En efecto, la juzgadora recriminada para arribar a su decisión consideró, entre otras reflexiones, que conforme al preciso decurso procesal al efecto emprendido y a los presupuestos legales que se deben observar a fin de decretar el desistimiento tácito contemplado por la Ley 1194 de 2008, inmediatamente emerge la imposibilidad de su aplicación en el litigio en cuestión, habida cuenta que ni en la providencia de 12 de enero de 2011 ni en la de 16 de marzo ulterior, puso de presente la circunstancia de que, en caso de no adecuarse la conducta procesal de los ejecutantes conforme al requerimiento efectuado, la consecuencial sanción procesal sería la de declarar el desistimiento tácito de la acción ejecutiva emprendida, aparte que no se les señaló término perentorio alguno para que así procediesen, como tampoco se les remitió comunicación alguna en ese sentido, todo lo cual obsta acceder a la solicitud de terminación elevada, sobre todo cuando, acotó, el extremo demandante no ha sido desidioso relativamente a la carga que debe asumir, según se desprende de las varias actuaciones que ha desarrollado en pos de ese fin.

Tales inferencias, independientemente que la Corte las prohíje, no pueden tildarse de abierta y ostensiblemente caprichosas o arbitrarias para que sean objeto de cuestionamiento en sede tutelar, sobre todo cuando reiteradamente ha sostenido la jurisprudencia de la Sala que al juez de amparo le está vedado inmiscuirse en la actividad que le es propia a cada jurisdicción, cuya independencia y autonomía tiene su origen en nítidos e insoslayables postulados de raigambre constitucional y legal (Artículos 113, 228 y 230 de la Carta Política), esto de una parte; y, de otra, en vista de que el peticionario omitió solicitar la adición, conforme al artículo 311 de la ley civil adjetiva, de los autos de 12 de enero y 16 de marzo de la presente anualidad, a propósito de que en ellos se efectuara el debido requerimiento que ha de preceder a la aplicación del artículo 346 ejusdem, mecanismo ordinario olvidado que impone, además de lo antes expuesto, predicar la improcedencia del amparo conforme al postulado de la subsidiariedad que gobierna la acción tutelar. 2.- Al margen de lo anterior, cumple precisar que si el quejoso lo estima del caso, deberá formular las respectivas denuncias ante las autoridades competentes, a fin de que se investigue la conducta de la jueza querellada, ya disciplinaria ora penalmente, puesto que a él corresponde plantear y exponer, en los justos términos que considere, los concretos motivos que lo impulsan a ejercitar esas contingentes acciones legales.

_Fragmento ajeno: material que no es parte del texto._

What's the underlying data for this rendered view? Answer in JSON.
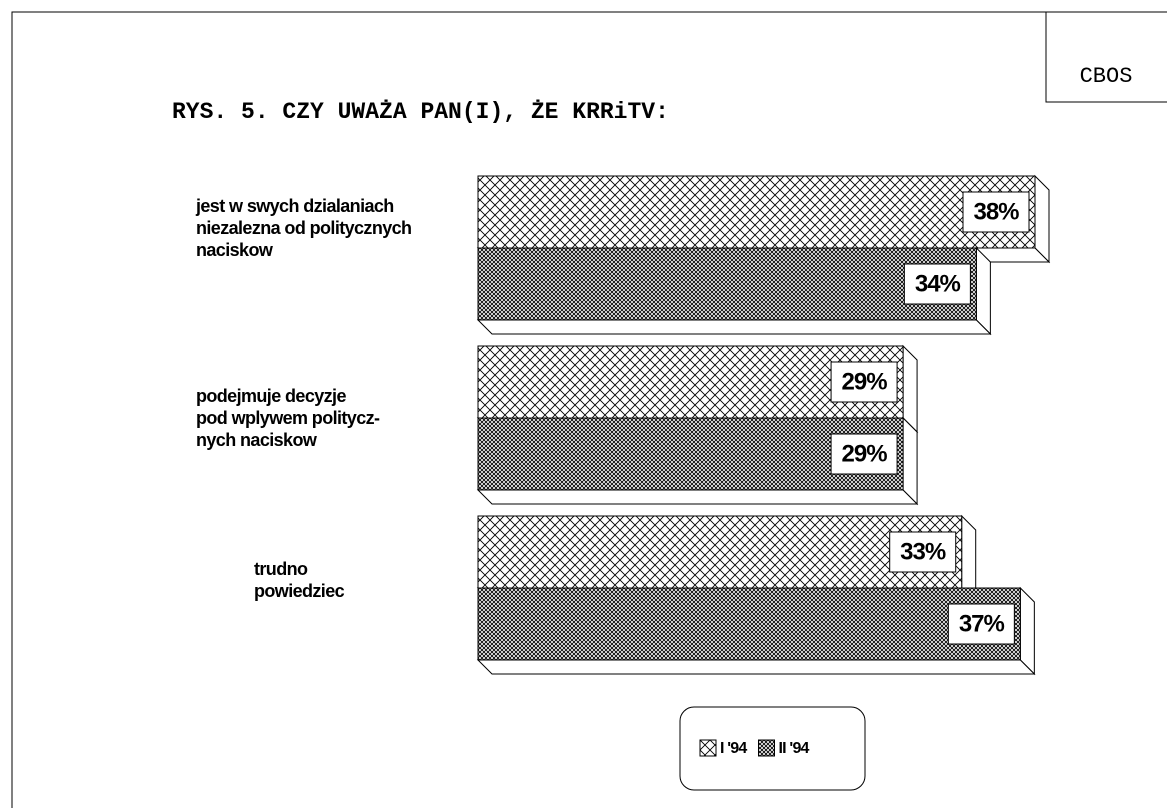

Del mismo modo, y atinente con la solicitud de protección elevada, ha de señalarse que la misma debe plantearse ante las entidades estatales instituidas para lo propio. 3.- De conformidad con lo discurrido, se confirmará el fallo objeto de la impugnación. DECISIÓN En mérito de lo expuesto, la Corte Suprema de Justicia, en Sala de Casación Civil, administrando justicia en nombre de la República y por autoridad de la ley, CONFIRMA la sentencia de fecha, contenido y procedencia puntualizados en la motivación que antecede.

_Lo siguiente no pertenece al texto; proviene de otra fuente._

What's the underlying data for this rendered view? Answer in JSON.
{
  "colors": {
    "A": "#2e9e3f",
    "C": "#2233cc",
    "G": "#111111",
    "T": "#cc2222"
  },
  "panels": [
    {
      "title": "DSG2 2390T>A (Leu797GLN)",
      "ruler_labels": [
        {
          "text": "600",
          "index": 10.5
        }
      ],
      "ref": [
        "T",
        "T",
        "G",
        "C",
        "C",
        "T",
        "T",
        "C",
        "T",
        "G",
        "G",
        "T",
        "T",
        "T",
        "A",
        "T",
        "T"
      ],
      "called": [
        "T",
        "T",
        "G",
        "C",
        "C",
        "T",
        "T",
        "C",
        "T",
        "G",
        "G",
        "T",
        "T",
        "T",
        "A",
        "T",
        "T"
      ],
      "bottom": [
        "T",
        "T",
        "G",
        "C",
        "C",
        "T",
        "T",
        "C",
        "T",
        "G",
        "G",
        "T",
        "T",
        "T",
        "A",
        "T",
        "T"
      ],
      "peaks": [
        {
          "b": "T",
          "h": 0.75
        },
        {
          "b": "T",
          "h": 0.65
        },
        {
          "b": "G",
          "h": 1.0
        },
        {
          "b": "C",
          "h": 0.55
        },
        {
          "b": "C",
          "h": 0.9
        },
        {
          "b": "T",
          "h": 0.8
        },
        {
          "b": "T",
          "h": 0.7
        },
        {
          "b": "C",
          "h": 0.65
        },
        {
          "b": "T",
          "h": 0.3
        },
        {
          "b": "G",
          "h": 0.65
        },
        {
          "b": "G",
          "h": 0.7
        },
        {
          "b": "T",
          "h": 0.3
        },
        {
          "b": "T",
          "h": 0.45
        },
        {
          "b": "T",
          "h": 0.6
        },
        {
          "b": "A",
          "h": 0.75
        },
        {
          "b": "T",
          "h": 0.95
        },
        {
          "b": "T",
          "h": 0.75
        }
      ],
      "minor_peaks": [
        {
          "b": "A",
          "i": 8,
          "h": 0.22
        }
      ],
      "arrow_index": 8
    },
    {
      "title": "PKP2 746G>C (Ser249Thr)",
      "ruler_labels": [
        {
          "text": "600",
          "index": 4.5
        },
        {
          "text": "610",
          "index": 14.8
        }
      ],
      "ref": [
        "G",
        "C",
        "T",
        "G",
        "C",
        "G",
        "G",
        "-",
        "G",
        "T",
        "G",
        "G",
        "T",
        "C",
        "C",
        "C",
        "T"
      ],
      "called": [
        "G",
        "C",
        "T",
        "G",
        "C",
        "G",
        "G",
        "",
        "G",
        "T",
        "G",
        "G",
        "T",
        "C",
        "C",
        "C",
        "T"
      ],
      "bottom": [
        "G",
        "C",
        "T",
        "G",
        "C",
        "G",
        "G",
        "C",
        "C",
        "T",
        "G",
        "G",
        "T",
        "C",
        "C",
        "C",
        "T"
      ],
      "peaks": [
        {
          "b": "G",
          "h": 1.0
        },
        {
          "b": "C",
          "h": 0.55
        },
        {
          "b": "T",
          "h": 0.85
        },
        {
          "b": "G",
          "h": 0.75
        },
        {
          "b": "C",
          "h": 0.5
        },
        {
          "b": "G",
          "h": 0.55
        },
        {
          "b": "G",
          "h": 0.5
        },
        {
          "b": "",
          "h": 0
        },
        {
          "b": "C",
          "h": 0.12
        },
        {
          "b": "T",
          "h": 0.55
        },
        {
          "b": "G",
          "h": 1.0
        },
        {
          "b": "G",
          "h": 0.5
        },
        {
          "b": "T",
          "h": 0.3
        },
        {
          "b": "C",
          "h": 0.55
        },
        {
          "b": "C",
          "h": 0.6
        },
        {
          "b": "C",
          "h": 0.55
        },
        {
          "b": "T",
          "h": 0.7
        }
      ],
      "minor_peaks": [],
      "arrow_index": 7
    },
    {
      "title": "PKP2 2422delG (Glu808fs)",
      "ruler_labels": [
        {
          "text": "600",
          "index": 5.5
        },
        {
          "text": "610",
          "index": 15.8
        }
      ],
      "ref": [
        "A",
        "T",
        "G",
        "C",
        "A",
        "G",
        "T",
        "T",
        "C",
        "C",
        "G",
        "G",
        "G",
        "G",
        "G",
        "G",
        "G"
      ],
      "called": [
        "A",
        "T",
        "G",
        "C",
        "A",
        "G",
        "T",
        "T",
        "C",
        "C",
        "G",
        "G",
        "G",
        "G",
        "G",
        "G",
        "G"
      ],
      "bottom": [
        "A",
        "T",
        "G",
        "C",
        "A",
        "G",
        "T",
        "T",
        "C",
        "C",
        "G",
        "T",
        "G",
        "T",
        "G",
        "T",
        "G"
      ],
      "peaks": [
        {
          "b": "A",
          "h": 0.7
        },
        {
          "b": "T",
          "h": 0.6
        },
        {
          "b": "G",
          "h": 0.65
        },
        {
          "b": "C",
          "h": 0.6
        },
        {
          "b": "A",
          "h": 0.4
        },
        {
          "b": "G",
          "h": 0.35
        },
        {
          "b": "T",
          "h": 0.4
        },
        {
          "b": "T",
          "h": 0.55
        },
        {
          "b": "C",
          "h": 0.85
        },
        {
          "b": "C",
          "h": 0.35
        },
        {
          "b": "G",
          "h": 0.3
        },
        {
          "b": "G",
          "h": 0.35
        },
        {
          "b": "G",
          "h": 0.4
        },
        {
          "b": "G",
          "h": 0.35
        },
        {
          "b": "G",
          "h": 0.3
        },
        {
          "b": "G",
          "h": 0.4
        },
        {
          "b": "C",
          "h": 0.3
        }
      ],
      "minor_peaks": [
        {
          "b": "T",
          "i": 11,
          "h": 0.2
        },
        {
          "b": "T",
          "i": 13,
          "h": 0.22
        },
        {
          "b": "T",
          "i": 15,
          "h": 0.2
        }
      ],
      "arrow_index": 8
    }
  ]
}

Comuníquese telegráficamente lo resuelto en esta providencia a los interesados y oportunamente envíese el expediente a la Corte Constitucional para su eventual revisión. Notifíquese y Cúmplase FERNANDO GIRALDO GUTIÉRREZ JAIME ALBERTO ARRUBLA PAUCAR RUTH MARINA DÍAZ RUEDA PEDRO OCTAVIO MUNAR CADENA WILLIAM NAMÉN VARGAS ARTURO SOLARTE RODRÍGUEZ PAGE 7 Exp.